Dua Ribu Rupiah di Lipatan Dompet

| Desember 31, 2012 | Sunting
Saya adalah manusia random yang senang menyimpan barang-barang yang sebenarnya tidak penting di dalam dompet. Mulai dari tiket bioskop, materai, potongan boarding pass, lipatan tiket kereta, risit belanja, hingga kertas-kertas penuh coretan tangan yang sebenarnya lebih layak untuk dibuang. Namun, entalah, saya merasa enggan saja untuk membuangnya. Sekali dompet butut saya sudah penuh, maka akan saya pindahkan barang-barang minor itu ke dompet pensil yang lebih besar.

Malam ini, di penghujung bulan Desember, saya kembali membongkar dompet. Beberapa recehan ringgit bergemerincing menggelinding ke kolong tempat tidur, berturut-turut kemudian terjatuh tiket bioskop untuk film Hobbit dan Life of Pi, tiket Metro Bus 91 ke Ong Tay Kim - pasar tempat saya biasa belanja bulanan, tiket Bus Transnasional jurusan Melaka - KL, slip ATM, dan kupon bekas pulsa elektrik.
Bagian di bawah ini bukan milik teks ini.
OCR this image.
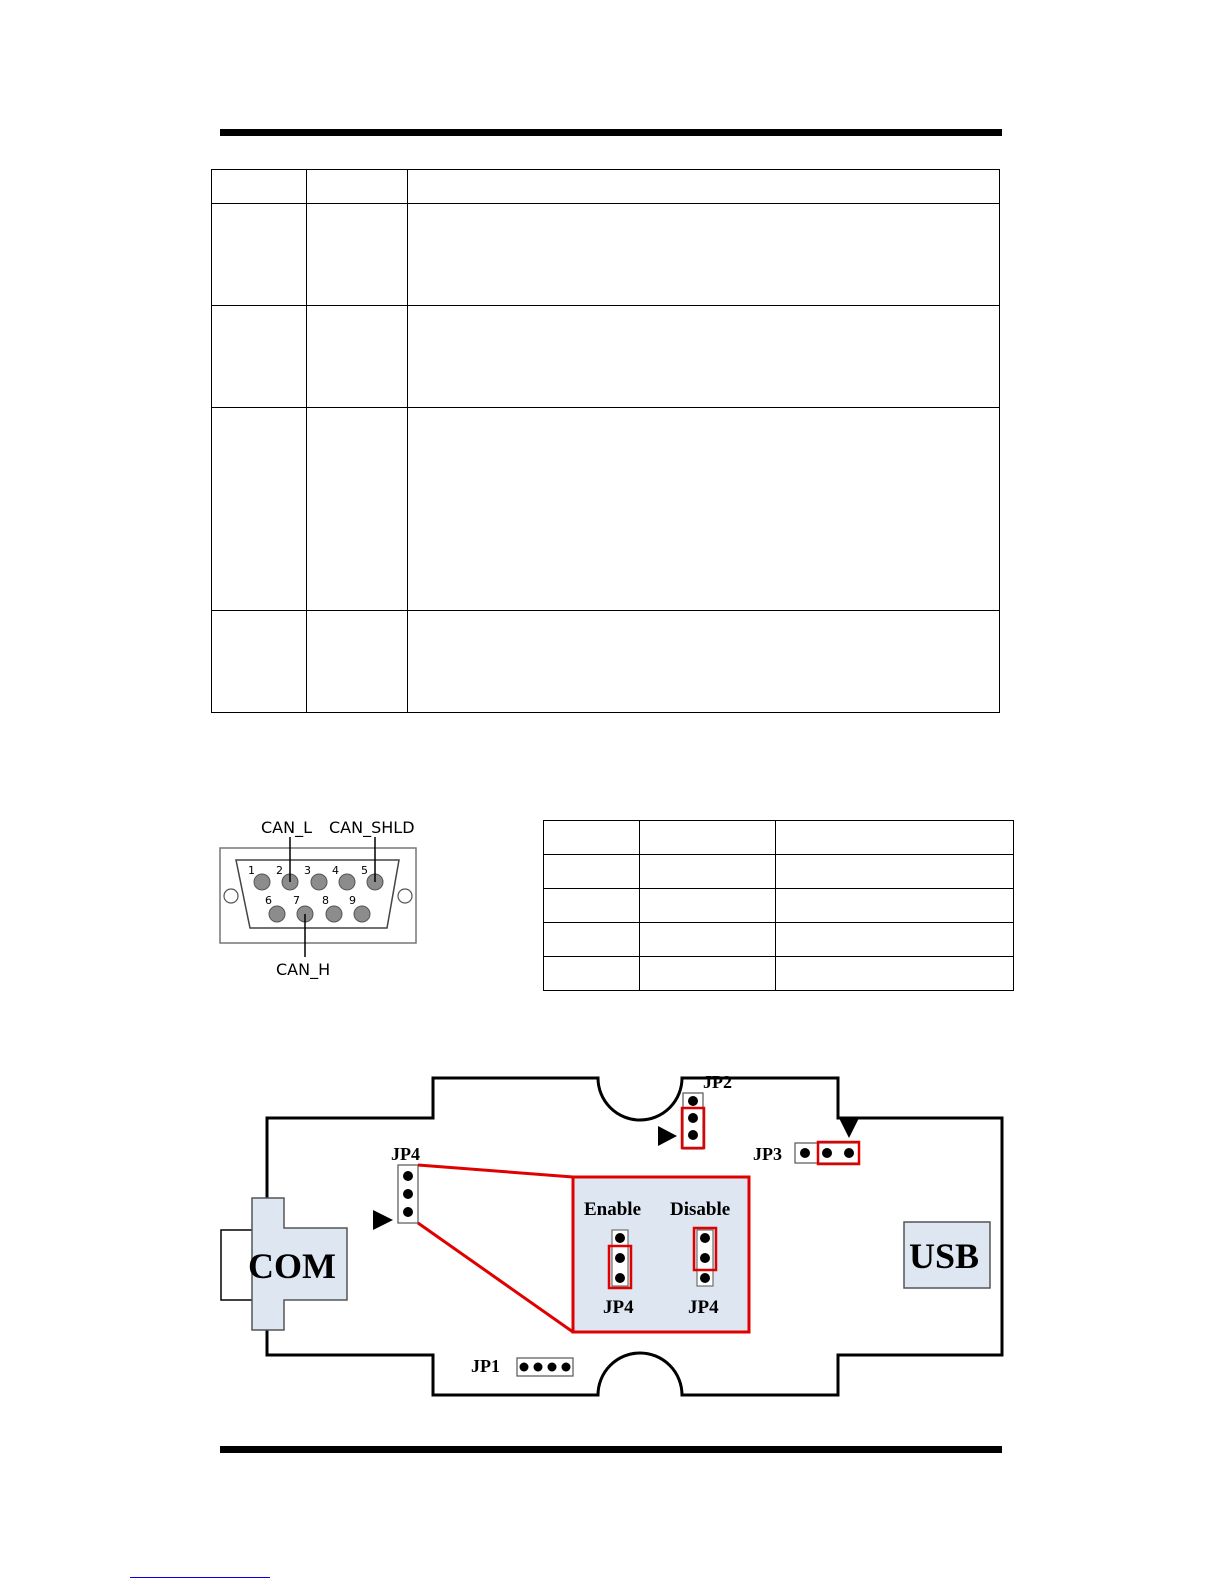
CAN_L CAN_SHLD
1 2 3 4 5
6 7 8 9
CAN_H

COM	USB
JP2
JP3
JP4
Enable Disable
JP4	JP4
JP1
Namun, sepertinya ada benda lain yang nyrempil di antara KTP dan ATM, lantas saya tariklah ia. Wahai, selembar dua ribu Rupiah bergambar Pangeran Antasari kumal. Saya buka ia dari lipatan yang sudah benar-benar mlipit. Dan seketika itu terlihat tanda tangan saya di bagian tanda air, bertanggalkan 24 Juni 2012.
***
"Maaf mas, apakah ada uang lain yang lebih bagus?" ujar mbak-mbak petugas konter check-in Philippine Air, Terminal 2, Soekarno-Hatta, seraya mengembalikan selembar uang dua ribu rupiah kumal yang saya gunakan untuk membayar airport tax.
"Maaf mbak, itu uang terakhir saya. Sudah tidak ada lagi!" jawabku.
"Tetapi ini sudah terlalu kumal Mas, tidak bisa kami terima!" si mbak keukeuh.
"Mbak, ana rongewu?", tanyaku pada mbak Maria, teman perjalananku.
"Duitku kurang rongewu Mbak!", ulangku meyakinkan mbak Maria yang masih belum ngeh.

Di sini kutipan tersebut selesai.